Q. Though he was a key participant in Henry VIII’s turn to a rather pragmatic Protestantism, Thomas Cranmer somehow became a legitimate leader of the English Reformation. Can you tell us more about his background, and about what might have inspired his turn from belief in an episcopal church to a dedication to direct experience of the Bible?
A. I’d argue that Cranmer’s overall contribution was not pragmatic, but literary and inspirational (through the lasting beauties of the English Book of Common Prayer). Like all earlier 16th-century “Protestants” (remember my warning earlier), Cranmer was trained in the Catholic priesthood. Luther’s ideas, among others, would have had a powerful impact — as would those of reforming Catholic humanists like Desiderius Erasmus.
Under Henry VIII, Cranmer practiced a canny sort of realpolitik (the only way to survive, to tell the truth) but it’s pretty clear the new ideas from the Continent were a great influence on him.
Of course, again this issue of historical retrofit comes in to mess up our take on this. What was emerging in the early 16th century was called “evangelicalism” by its proponents, and could easily have been seen as a reforming movement the Catholic Church would contain. In fact, many of the reforms proposed by early 16th-century “evangelicals” were taken up at the Council of Trent and subsequently espoused by the Roman papacy. It does seem clear, however, that Cranmer needed the liberating religious atmosphere established in the reign of Edward VI to allow his ideas freer expression. So he spans the two generations of thought.
Q. Would it be wrong to use the word “fundamentalism” in describing the Puritan movement? The Puritans are often seen as advocates for religious freedom, which was apparently far from the case. …
A. Yes, I think it would be wrong, as it is such an anachronism. No one in the 16th century would have advocated religious freedom; going to church was not optional and only the most radical (and thus hounded and discredited) Christians would have argued that people could have a choice about how to worship God. In terms of biblical “inerrancy” (another problematically anachronistic term, or at least one that is way too loaded in this day and age), everyone in the 16th century was a fundamentalist; in terms of the rejection of Roman Catholicism for a religion based upon the Bible, Puritans were pretty much like all Protestants in England — just more impatient for further reforms (they wanted all traces of Catholicism erased from the English church, including its episcopal structures and material appearances) and increasingly vocal about it.

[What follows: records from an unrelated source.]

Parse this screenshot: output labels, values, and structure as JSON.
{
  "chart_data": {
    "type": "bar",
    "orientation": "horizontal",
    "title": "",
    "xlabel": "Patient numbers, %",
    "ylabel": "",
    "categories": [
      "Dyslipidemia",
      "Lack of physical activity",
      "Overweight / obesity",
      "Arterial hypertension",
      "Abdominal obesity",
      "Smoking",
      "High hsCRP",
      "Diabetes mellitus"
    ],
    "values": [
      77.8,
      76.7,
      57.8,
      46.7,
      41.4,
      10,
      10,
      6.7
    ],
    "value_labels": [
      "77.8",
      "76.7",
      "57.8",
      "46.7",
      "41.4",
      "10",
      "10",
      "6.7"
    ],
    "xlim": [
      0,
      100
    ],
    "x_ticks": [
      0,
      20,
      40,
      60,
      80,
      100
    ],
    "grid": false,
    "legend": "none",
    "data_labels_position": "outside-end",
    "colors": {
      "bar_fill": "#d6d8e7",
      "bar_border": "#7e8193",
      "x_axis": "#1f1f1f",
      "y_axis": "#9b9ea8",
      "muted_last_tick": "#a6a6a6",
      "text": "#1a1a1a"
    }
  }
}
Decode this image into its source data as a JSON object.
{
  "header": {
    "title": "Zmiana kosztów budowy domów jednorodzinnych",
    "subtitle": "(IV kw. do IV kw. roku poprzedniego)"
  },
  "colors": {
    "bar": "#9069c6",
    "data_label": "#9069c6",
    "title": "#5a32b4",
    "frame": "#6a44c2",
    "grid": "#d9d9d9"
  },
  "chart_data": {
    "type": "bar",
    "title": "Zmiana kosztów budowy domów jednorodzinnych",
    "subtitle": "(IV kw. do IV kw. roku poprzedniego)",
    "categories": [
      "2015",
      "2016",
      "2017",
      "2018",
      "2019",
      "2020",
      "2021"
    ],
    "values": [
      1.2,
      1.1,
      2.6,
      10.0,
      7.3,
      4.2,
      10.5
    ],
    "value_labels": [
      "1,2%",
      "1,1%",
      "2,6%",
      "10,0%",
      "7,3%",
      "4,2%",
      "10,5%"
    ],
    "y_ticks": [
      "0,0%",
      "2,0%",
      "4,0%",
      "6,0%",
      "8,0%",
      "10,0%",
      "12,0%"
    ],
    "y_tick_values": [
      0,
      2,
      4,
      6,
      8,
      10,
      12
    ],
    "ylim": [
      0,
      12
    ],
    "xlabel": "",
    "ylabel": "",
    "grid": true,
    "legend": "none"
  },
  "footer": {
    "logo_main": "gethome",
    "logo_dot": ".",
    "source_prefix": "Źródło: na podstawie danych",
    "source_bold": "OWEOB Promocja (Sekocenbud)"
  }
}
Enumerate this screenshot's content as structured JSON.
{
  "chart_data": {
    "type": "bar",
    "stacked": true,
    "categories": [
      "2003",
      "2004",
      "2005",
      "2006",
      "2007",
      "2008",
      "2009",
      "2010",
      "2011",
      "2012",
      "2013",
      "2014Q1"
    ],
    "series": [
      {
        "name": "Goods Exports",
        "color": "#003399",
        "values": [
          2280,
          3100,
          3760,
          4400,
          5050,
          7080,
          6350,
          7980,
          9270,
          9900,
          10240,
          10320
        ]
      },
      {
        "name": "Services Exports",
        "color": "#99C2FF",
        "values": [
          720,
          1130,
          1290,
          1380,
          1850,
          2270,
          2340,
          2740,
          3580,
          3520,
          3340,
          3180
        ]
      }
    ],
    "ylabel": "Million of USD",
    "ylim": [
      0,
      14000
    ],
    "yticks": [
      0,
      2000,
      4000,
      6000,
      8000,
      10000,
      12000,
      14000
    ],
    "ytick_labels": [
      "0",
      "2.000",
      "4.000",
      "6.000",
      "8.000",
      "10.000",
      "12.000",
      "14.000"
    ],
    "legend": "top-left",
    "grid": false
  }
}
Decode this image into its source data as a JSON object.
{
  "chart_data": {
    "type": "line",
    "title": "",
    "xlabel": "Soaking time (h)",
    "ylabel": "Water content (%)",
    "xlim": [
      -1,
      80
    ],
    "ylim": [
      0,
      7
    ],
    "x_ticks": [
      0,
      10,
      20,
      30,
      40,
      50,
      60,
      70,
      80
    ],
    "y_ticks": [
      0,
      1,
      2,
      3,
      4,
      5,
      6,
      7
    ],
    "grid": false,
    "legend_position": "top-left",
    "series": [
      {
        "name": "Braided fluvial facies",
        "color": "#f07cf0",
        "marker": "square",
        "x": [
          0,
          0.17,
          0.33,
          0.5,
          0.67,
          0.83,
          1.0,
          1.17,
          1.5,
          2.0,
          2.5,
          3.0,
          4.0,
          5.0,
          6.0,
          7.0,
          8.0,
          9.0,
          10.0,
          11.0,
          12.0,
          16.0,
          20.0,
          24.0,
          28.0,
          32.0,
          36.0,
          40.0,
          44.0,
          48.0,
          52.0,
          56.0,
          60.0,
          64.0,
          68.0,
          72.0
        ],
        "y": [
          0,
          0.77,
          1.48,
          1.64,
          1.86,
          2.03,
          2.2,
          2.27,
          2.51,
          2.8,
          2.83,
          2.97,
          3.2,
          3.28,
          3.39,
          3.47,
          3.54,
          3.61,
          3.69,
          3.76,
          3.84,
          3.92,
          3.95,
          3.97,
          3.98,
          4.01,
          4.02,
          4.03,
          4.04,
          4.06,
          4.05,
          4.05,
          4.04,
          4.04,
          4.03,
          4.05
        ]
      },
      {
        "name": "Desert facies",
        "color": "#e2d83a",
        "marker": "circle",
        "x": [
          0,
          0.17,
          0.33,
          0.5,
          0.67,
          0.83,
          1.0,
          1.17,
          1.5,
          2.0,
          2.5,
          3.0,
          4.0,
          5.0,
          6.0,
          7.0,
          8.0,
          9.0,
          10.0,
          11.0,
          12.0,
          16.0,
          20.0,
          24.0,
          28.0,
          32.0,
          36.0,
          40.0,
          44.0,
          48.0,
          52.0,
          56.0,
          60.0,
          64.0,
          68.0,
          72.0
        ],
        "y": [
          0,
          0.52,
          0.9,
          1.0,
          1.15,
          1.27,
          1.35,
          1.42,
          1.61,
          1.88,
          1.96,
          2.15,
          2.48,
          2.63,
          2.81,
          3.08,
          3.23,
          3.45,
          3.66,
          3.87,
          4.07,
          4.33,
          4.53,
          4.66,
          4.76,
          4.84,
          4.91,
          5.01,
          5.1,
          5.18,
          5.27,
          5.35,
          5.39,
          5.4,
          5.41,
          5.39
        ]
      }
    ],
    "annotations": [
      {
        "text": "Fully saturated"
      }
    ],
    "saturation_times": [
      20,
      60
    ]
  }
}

As for me, I tend not to draw strong connections between a disparate historical phenomenon like Puritanism (of which there are many forms in the period I study) and current events. The past, even “our” past, is pretty much a foreign country, in my opinion; we invade and domesticate it at our peril, and historians do best to be a bit humble and respectful in its presence. That this country was founded (at least in the Northeast) by fierce advocates of the freedom to make people worship in ways the English government would not approve is a fact that always gives me pause, however.